I do know about a couple that you may not have heard of. For instance, there’s the one that I call “EOF” – end of file, but which the ascii table lists as “End Of Transmission”, at position 4. Unix implements this as it’s “End Of File” character – this is what your terminal sends down the line when you press CTRL-D. It’s why you can press CTRL-D to log out of your terminal. It’s also why you can do

$ cat - > /tmp/foo (enter)
foo(enter)
bar(enter)
(ctrl-d)
$ cat /tmp/foo
foo
bar

to create a file which includes linefeeds from the unix prompt, using cat to read from stdin and then using ctrl-d to send the the end-of-file character to tell the system that you’re done inputting data.

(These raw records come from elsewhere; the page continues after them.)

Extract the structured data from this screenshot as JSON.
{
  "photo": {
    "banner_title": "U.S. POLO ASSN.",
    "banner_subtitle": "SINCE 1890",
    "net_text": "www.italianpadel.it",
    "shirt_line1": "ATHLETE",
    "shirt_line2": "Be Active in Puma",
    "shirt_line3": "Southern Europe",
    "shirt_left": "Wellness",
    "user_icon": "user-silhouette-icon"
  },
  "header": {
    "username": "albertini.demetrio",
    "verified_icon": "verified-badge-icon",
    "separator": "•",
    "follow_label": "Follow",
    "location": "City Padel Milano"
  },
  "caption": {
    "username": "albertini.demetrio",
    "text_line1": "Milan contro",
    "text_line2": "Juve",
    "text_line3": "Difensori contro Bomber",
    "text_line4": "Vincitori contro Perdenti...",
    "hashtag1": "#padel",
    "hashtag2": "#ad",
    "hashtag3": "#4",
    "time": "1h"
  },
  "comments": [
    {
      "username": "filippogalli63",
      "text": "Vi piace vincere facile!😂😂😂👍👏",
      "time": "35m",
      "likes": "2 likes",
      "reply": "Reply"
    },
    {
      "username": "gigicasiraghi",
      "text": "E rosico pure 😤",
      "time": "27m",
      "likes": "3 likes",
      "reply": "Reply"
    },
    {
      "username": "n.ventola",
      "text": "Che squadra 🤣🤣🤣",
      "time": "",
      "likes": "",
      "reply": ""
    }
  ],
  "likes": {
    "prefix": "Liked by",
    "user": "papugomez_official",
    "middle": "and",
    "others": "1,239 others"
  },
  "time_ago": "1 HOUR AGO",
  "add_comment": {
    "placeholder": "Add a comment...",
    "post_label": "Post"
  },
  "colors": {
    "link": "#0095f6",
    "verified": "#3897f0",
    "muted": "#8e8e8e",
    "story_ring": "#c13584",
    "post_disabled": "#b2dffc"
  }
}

A more commonly known one due to a decision by microsoft to be contrarian is the difference between a linefeed (“move 1 line down”) and a carriage return (“return the carriage (or cursor) back to column 1″). Technically microsoft’s preference of doing both a carriage return and linefeed is perhaps more historically accurate, since in almost all cases you would want to do both of these things when the enter/return key is pressed, whereas unix says that a linefeed implies a carriage return, and interprets carriage return as “*only* do a carriage return, not a linefeed”, meaning that on unix CR allows you to “echo over” the same line again, and that means you can draw bar charts in bash using echo -e “\r$barchart” in a loop.

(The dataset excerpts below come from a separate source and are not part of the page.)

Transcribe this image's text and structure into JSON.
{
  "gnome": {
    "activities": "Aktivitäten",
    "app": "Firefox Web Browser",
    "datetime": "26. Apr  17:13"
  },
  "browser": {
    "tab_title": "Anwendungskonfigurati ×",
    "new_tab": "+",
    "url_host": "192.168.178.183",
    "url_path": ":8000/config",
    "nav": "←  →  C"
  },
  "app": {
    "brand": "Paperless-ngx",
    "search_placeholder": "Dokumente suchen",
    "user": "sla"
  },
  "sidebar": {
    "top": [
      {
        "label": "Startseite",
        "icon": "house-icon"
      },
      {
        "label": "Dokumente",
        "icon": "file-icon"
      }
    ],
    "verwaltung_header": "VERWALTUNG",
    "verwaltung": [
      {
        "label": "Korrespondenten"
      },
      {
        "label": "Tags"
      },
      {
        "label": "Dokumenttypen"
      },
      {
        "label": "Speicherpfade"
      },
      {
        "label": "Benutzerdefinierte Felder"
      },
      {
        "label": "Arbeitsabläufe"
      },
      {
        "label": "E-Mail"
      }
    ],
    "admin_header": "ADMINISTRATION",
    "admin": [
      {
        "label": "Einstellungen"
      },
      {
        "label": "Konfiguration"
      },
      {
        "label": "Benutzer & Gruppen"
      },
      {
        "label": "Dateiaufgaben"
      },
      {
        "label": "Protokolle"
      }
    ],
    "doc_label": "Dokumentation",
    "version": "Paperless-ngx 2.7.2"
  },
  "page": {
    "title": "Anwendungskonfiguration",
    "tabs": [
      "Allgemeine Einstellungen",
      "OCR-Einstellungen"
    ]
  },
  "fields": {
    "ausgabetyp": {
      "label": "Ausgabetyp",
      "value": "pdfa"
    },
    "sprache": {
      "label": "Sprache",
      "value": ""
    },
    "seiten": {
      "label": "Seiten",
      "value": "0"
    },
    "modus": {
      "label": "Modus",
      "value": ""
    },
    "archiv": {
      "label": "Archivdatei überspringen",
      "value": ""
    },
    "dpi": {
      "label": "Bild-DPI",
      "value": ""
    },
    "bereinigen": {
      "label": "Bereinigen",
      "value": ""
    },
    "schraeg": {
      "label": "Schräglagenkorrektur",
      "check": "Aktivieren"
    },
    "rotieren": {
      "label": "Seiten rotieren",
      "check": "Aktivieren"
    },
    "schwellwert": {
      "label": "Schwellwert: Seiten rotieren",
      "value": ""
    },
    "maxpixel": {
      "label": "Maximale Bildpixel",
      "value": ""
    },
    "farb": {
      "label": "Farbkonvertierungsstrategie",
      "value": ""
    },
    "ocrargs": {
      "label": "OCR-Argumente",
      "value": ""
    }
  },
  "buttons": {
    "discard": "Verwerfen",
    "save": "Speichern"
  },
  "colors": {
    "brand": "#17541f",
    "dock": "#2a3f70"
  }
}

I member a time when *nix used LF, Windows used CR + LF, and macs used CR just to be totally goddamn annoying. Apple adopted LF along with unix with the advent of Mac OS X, so that’s not a thing anymore unless you’re into retrocomputing.

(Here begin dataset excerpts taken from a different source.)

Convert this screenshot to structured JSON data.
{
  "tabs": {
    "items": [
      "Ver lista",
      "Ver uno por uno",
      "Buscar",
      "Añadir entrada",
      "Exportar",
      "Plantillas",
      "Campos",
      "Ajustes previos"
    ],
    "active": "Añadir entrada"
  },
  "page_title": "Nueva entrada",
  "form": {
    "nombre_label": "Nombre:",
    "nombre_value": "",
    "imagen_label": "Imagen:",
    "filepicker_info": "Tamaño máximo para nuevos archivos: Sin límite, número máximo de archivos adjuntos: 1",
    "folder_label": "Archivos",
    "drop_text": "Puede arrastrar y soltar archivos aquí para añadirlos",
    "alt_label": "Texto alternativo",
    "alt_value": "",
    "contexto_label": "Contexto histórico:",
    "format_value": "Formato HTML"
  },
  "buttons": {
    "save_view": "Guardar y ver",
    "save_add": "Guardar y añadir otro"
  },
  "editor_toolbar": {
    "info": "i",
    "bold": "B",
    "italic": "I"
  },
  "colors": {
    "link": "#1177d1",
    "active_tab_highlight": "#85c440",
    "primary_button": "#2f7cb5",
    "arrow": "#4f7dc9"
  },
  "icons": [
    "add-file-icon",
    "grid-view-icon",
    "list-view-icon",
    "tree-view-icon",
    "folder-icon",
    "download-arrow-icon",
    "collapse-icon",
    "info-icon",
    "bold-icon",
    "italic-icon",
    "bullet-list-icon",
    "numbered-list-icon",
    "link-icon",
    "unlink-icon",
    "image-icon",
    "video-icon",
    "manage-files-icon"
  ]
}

You may have seen the good old ^H^H^H^H^H^H joke, where a person is deleting their code. This is because the backspace character/key at position 8 was traditionally mapped to CTRL-H, which could render on some terminals visibly as ^H rather than a backspace depending on a ton of hardware variations and compatibility settings on the terminal you were sitting at and the terminal you were talking to.

CTRL-L clears the screen on *nix because it’s mapped to the form feed character at position 12. Likewise CTRL-C is mapped to character 3 (end of text, i’ve always called it ‘interrupt’). I believe that the dreaded CTRL-S and CTRL-Q to freeze/unfreeze output on your terminal are mapped to control characters, too, but I couldn’t tell you which ones.

There’s also a fun one which doesn’t appear to be mapped on my modern linux machine – CTRL-G, to ring the terminal bell.

These control key sequences exist because when people started using different terminals to talk to unix systems, they quickly found that not all terminals were the same. E.g not all of them had a ‘backspace’ or a ‘clear screen’ key, but all of them had some kind of “control” or “modifier” key, so the control sequences were added for people who didn’t have the corresponding key. To this day, I have a ‘compatibility’ tab in my terminal which allows me to tell the terminal to send a CTRL-H key sequence for backspace, amongst other things.

A short aside:

As I’ve demonstrated above, one of the pitfalls that we find ourselves running into on modern unix systems is that by the time you get to a terminal emulator in your gpu-accelerated, composited GUI, you’re running many layers of abstraction and compatibility deep: Your terminal is emulating and backwards-compatible with VT100 dumb-terminal hardware from perhaps the 1970s, patched to be able to support unicode, which is itself a backwards-compatible extension on top of the backwards-compatible extension of a previous code that is ascii, going all the way back to bardot and the telegraph in the late 1800s. So, no, it’s not as straightforward as you’d expect to write code to say “move the cursor to position x,y” on a unix console.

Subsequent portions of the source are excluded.